Parce qu’il fallait bien, Christian Garcin le voyageur, je suis ses voyages sur Facebook, et peut-être que ce sont eux que je retrouve là, quelques années plus tard. Une entrée dans cette œuvre par les vétilles, puis par ce livre sur les pas de Cendrars dans le transsibérien. Avec l’envie d’aller voir du côté des romans, maintenant. Voyageur (donc géo-graphe ?), il nous évoque sa relation aux lieux, l’importance de la projection dans les noms, l’espace.

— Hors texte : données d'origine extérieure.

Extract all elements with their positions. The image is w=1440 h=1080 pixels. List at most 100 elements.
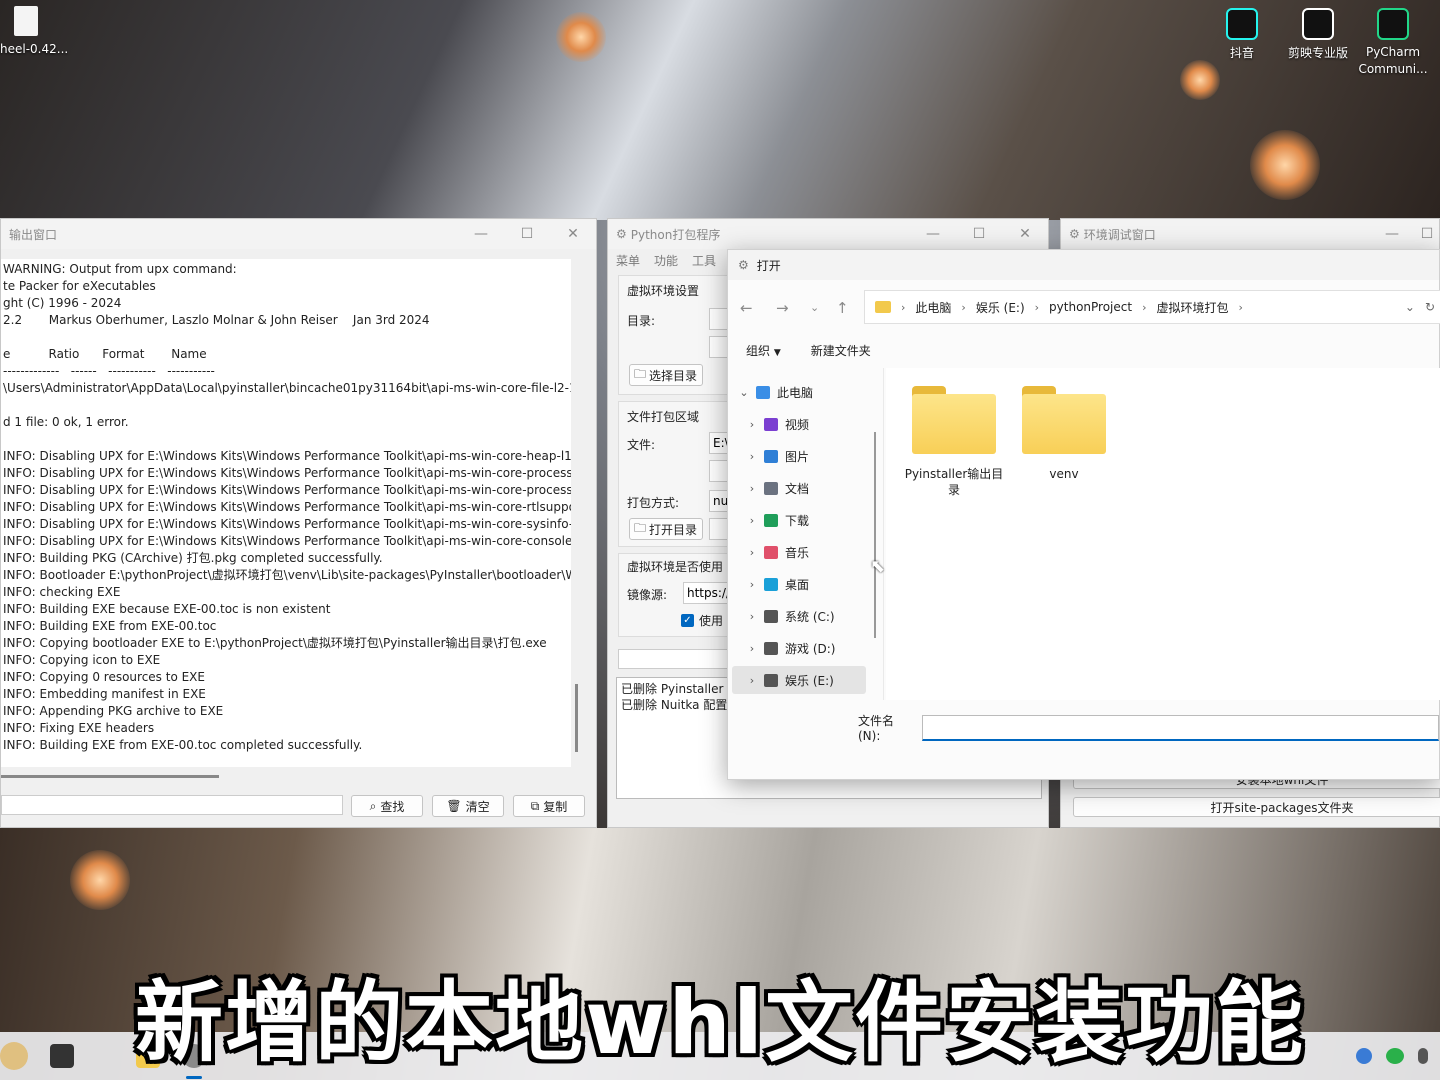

Incroyable immensité d’Athènes. Depuis le mur de « Thémistocle », les immeubles se succèdent le long du littoral, à l’infini. Il ne s’agit sans doute plus d’Athènes mais du Pirée, ou d’une autre localité encore, mais ce que l’œil et tous les sens perçoivent, c’est une seule ville.

Vetilles

Toute ma vie je cours , je courrai après cet état-là de la perception du temps et de l’espace. J’avale des kilomètres, parcours des étendues immenses et lointaines, et ce que je cherche réside dans le regard imaginé d’un enfant sur trois mètres carrés d’un territoire qu’il a fait sien, et qui recouvre le monde.

Vétilles

C’est d’ailleurs à une arrivée similaire à Minsk, en hiver également, dix mois plus tôt, que je songeai tout d’abord, selon ce principe ancien et un peu agaçant chez moi qui est le « démon de l’analogie », comme si chaque lieu traversé, chaque expérience vécue, chaque livre lu m’en évoquait systématiquement, et toujours en premier lieu, un autre.

Le Lausanne-Moscou-Pékin

Ce transsibérien dans lequel nous venons de monter, l’idée même de traverser la Sibérie, font probablement davantage rêver les francophones que les Russes, ceci grâce sans doute à Michel Strogoff et à Blaise Cendrars – pour évoquer là deux personnages diversement fictifs. Pour les Russes qui grimpent dans ce train, il s’agit d’un moyen de transport, lent et coûteux. Pour nous, d’un voyage dans les noms et l’imaginaire, dans l’histoire et la géographie, dans le broun-roun-roun des roues comme disait Blaise Cendrars, dans le rythme à quatre temps des trains d’Europe, à cinq ou sept temps des trains d’Asie, dans la littérature aussi, et la vive réalité dans quoi baignent les hommes et les lieux que nous traversons – ou plus exactement les lieux qui nous traverseront, condition sous laquelle un des buts de ce voyage, à savoir faire coïncider toutes ces réalités, imaginaires et onomastiques, historiques et géographiques, sonores, littéraires et quotidiennes, sera partiellement atteint.

Le Lausanne-Moscou-Pékin

Cendrars le savait, qui alignait ses litanies de villes, Tomsk Tcheliabinsk Kaïnsk Obi Taïchet Verkhné-Oudinsk… : on voyage dans les noms avant de voyager dans les lieux, et il n’est pas rare que le premier de ces voyages conditionne le second. Les noms par exemple d’Oulan Bator, Valparaiso, Samarkand, Vladivostock, Montevideo, Irkousk aussi, bien sûr, sont comme des diamants qui brillent de mille feux et qu’on observe à travers une vitre sans imaginer pouvoir les posséder un jour, c’est-à-dire s’y rendre. Lorsqu’on le fait, le décalage est parfois colossal entre la brute réalité du lieu et l’imaginaire dont on l’avait habillé.